People who fire a warning shot instead of shooting someone would not be charged with aggravated assault and go to prison under legislation moving quickly though the state Legislature.
Supporters say the change is needed because some prosecutors don't understand the "stand your ground" legislation.
Marissa Alexander fired a shot that she claims was to scare off an abusive ex-husband. She got 20 years but she's being retried. Lee Wollard is in the same predicament, turning down probation because he didn't think he'd done anything wrong.
"We owe a duty to people like that to protect those who don't belong in prison until 2028 because they threatened use of force," said Rep Katie Edwards, D-Miami.
Legislation moving quickly at the Capitol clarifies "stand your ground." Many believe the law is already clear, but Marion Hammer of the National Rifle Association said a change is needed because some prosecutors, including the one who prosecuted Alexander, are misusing the law.
"If you actually shoot an attacker, the law protects you. But if you merely threaten to shoot an attacker, some prosecutors try to put you in prison," said Hammer.
But the legislation will do nothing for those people who are already serving prison time, only those going forward.

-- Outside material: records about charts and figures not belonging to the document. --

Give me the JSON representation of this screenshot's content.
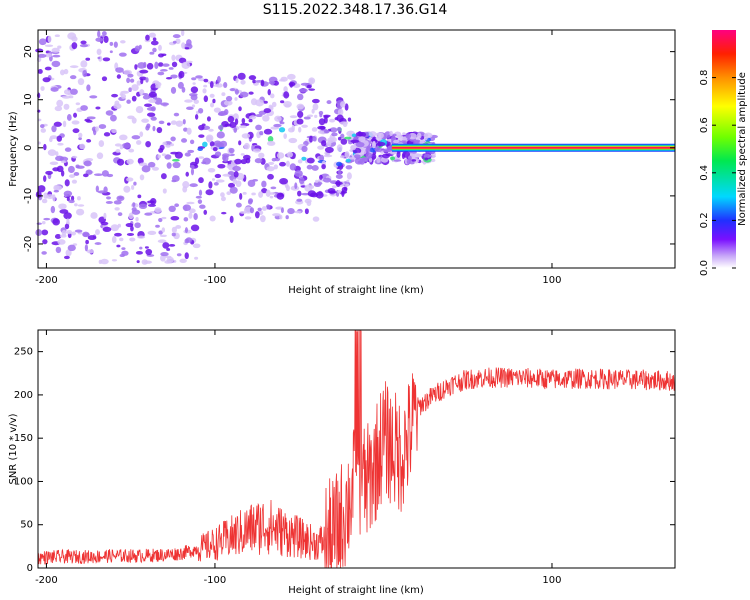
{
  "figure_title": "S115.2022.348.17.36.G14",
  "colors": {
    "snr_line": "#ee3333",
    "axis": "#000000",
    "scatter_light": "#d8c4f8",
    "scatter_mid": "#a070f0",
    "scatter_dark": "#6a10e8"
  },
  "chart_data": [
    {
      "type": "heatmap",
      "title": "",
      "xlabel": "Height of straight line (km)",
      "ylabel": "Frequency (Hz)",
      "xlim": [
        -205,
        173
      ],
      "ylim": [
        -25,
        24.5
      ],
      "xticks": [
        -200,
        -100,
        100
      ],
      "yticks": [
        -20,
        -10,
        0,
        10,
        20
      ],
      "signal_band": {
        "x_start": 5,
        "x_end": 173,
        "freq": 0.0
      },
      "colorbar": {
        "label": "Normalized spectral amplitude",
        "ticks": [
          0.0,
          0.2,
          0.4,
          0.6,
          0.8
        ],
        "range": [
          0,
          1
        ]
      }
    },
    {
      "type": "line",
      "title": "",
      "xlabel": "Height of straight line (km)",
      "ylabel": "SNR (10 * v/v)",
      "xlim": [
        -205,
        173
      ],
      "ylim": [
        0,
        275
      ],
      "xticks": [
        -200,
        -100,
        100
      ],
      "yticks": [
        0,
        50,
        100,
        150,
        200,
        250
      ],
      "series": [
        {
          "name": "SNR",
          "x": [
            -205,
            -190,
            -175,
            -160,
            -145,
            -130,
            -120,
            -110,
            -100,
            -90,
            -80,
            -70,
            -60,
            -50,
            -40,
            -30,
            -25,
            -20,
            -15,
            -10,
            -5,
            0,
            5,
            10,
            15,
            20,
            30,
            40,
            50,
            60,
            80,
            100,
            120,
            140,
            160,
            173
          ],
          "y": [
            12,
            13,
            13,
            14,
            14,
            15,
            17,
            22,
            28,
            36,
            44,
            50,
            42,
            35,
            28,
            35,
            55,
            80,
            110,
            95,
            120,
            150,
            140,
            130,
            150,
            185,
            200,
            212,
            218,
            220,
            220,
            218,
            219,
            218,
            217,
            216
          ]
        }
      ]
    }
  ]
}
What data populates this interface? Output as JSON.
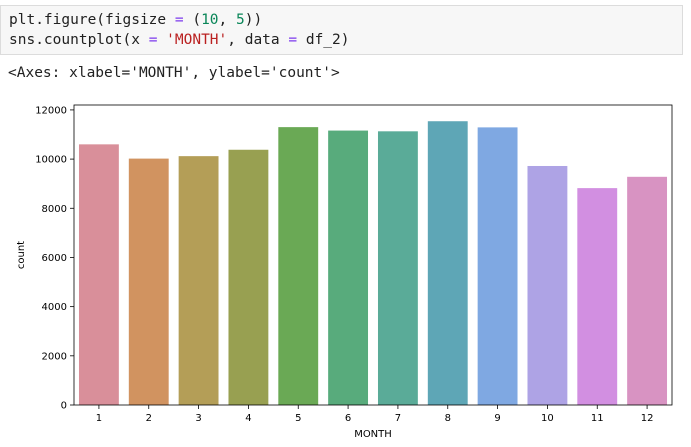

Prosecutors have reservations about the bill and sheriffs spent the week working against the change.
"I don't think you can safely shoot a warning shot in the city of Miami, or Jacksonville, or Tampa or St. Pete," said Polk County Sheriff Grady Judd.
But pawn shop owner and gun shop dealer Mark Folmar said no one wants to shoot to kill if there's an alternative.
"I think anything that you could do short of shooting somebody is better than shooting somebody," said Folmar.
The legislation could be one of the first bills debated by the state House. The legislation encourages those already in prison to request clemency from the governor.